Leaders are notoriously bad at evaluating small risks of very serious harm.  Complacency and groupthink leads insiders to believe “it” will “never happen to us”; they discount the scale of harm until it has materialised. Then they over-react, desperately blaming someone else.

A big cyber attack built on systemic vulnerabilities hoarded by agencies such as NASA and GCHQ could leave us facing the failure of systems that deliver food, water, power, money, communications, transport or ‘the cloud’.

So the twin challenges for the civil service are to educate itself sufficiently; and to force these unfixed vulnerabilities onto ministerial agendas before something far nastier happens.

But there is a broader family of lessons from this crisis that comes from beyond the well understood fields of crisis management and business continuity or cyber policy planning.

It is easy to blame this crisis on some hapless leader who saved money by ending support for XP. But that is like attributing an air crash to ‘pilot error’, as was normal 30 years ago. Stanley Roscoe, an aviation psychologist of the time, described such conclusions as “the substitution of one mystery for another”. He thought aviation investigators could do much better. They did and so should we.

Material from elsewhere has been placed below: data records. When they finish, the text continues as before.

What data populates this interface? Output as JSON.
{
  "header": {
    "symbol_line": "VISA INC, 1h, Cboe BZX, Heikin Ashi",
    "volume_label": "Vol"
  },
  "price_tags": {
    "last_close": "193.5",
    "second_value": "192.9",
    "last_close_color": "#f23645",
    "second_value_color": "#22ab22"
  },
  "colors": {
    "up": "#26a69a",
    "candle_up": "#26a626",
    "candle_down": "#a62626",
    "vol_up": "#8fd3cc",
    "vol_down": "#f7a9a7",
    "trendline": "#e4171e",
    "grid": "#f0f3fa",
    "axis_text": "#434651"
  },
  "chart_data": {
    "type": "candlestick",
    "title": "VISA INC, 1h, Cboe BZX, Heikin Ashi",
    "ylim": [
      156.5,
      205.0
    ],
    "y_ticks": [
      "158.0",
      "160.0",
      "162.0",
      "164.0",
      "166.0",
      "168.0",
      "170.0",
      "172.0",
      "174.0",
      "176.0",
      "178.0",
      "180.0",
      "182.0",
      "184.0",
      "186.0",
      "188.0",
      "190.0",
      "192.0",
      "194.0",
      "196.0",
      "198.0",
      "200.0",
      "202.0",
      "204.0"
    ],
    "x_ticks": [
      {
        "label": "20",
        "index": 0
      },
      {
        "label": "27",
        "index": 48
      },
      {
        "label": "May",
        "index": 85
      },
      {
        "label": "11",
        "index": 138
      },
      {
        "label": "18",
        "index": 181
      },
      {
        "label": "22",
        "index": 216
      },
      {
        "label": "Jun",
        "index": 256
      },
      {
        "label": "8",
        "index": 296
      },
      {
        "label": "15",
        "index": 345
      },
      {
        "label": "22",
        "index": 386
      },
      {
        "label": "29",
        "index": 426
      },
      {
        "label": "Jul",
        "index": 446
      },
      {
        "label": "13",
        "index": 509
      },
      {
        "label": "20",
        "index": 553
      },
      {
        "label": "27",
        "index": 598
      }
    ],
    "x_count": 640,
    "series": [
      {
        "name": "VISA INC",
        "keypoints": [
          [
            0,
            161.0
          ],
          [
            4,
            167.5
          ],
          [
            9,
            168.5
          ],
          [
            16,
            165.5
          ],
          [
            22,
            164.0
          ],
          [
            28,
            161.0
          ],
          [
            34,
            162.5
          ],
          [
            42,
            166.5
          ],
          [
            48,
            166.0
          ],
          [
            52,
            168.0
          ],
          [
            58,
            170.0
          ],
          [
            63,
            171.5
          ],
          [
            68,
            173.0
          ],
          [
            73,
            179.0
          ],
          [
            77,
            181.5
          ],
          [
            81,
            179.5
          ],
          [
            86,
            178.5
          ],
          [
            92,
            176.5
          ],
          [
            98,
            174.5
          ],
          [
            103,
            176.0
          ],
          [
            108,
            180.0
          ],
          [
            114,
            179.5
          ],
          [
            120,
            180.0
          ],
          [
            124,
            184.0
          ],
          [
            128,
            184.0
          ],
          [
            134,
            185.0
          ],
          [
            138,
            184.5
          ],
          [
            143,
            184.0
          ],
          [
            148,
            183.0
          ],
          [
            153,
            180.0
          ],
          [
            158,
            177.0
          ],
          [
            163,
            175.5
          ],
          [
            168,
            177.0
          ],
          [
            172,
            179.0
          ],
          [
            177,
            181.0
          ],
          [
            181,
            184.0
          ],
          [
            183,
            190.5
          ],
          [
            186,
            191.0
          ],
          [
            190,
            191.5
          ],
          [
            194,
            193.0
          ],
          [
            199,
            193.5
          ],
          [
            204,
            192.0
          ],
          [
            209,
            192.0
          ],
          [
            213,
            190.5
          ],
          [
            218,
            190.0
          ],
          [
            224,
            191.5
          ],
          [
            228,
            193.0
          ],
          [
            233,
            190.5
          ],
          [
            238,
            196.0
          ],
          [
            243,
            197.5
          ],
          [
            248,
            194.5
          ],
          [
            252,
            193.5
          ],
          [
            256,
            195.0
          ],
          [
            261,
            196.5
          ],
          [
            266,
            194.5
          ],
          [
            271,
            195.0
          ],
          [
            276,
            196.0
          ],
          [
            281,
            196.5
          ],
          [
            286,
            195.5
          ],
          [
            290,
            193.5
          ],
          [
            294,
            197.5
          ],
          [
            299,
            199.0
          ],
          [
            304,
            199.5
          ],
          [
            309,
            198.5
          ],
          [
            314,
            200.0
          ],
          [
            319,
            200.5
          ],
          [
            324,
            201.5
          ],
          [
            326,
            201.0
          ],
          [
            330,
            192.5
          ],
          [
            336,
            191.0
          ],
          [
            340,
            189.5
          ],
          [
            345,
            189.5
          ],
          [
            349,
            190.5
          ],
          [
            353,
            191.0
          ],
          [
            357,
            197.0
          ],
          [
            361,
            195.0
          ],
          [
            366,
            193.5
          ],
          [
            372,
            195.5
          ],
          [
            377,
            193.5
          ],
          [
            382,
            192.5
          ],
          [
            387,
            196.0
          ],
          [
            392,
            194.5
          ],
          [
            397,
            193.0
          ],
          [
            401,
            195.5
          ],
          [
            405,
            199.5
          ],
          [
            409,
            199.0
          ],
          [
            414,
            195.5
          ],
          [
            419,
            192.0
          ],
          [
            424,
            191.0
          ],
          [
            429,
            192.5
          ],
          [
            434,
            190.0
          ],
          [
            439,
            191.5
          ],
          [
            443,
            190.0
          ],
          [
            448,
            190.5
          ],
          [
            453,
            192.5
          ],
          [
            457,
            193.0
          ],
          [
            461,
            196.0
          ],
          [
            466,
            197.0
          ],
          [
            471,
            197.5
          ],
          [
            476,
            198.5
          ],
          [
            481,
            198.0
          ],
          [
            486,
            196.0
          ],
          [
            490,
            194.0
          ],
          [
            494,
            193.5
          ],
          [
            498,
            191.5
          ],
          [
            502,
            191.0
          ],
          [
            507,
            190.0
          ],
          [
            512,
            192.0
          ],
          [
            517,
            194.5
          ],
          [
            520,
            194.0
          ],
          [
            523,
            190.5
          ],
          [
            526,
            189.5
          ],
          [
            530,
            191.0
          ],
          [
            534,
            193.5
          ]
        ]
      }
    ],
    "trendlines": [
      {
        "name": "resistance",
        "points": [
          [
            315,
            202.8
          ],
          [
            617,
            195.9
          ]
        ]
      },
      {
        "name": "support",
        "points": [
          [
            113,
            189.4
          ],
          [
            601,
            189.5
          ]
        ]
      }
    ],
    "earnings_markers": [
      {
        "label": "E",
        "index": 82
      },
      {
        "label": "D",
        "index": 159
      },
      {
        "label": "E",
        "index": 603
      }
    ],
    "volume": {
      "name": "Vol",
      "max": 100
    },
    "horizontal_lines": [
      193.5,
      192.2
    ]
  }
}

Persistently digging to root causes typically reveals an unseen web of human weaknesses that can lie latent, incubating for years – until luck runs out, when they cause a crisis.  When the Public Accounts Committee has reported, we expect to find a web of behavioural and organisational risks at its root, such as internal silos; professionals who saw this coming but were not be heard; gaps in leadership skill and experience; leaders resistant to unwelcome news; decision-makers who neither understood IT nor sought explanations; inability to learn from history and minor failures; incentives that undermine the system’s integrity; communication failures; cultural weaknesses, complacency and complexity. These all drive reputational risk through perceptions of organisational competence. Derek Atkins and I explain behavioural and organisational risks and their reputational consequences, in our book ‘Rethinking Reputational Risk: How to Manage the Risks that can Ruin Your Business, Your Reputation and You’.  These risk areas are not dealt with by the Orange Book.

Here lies the challenge for leaders. The civil service is full of intelligent, well-intentioned people. But we humans are, as Dan Ariely famously put it, ‘predictably irrational’. This is both strength and weakness. People are every organisation’s greatest assets and its greatest risks. For sustainable success, leaders must understand behavioural and organisational risks and how to manage them effectively.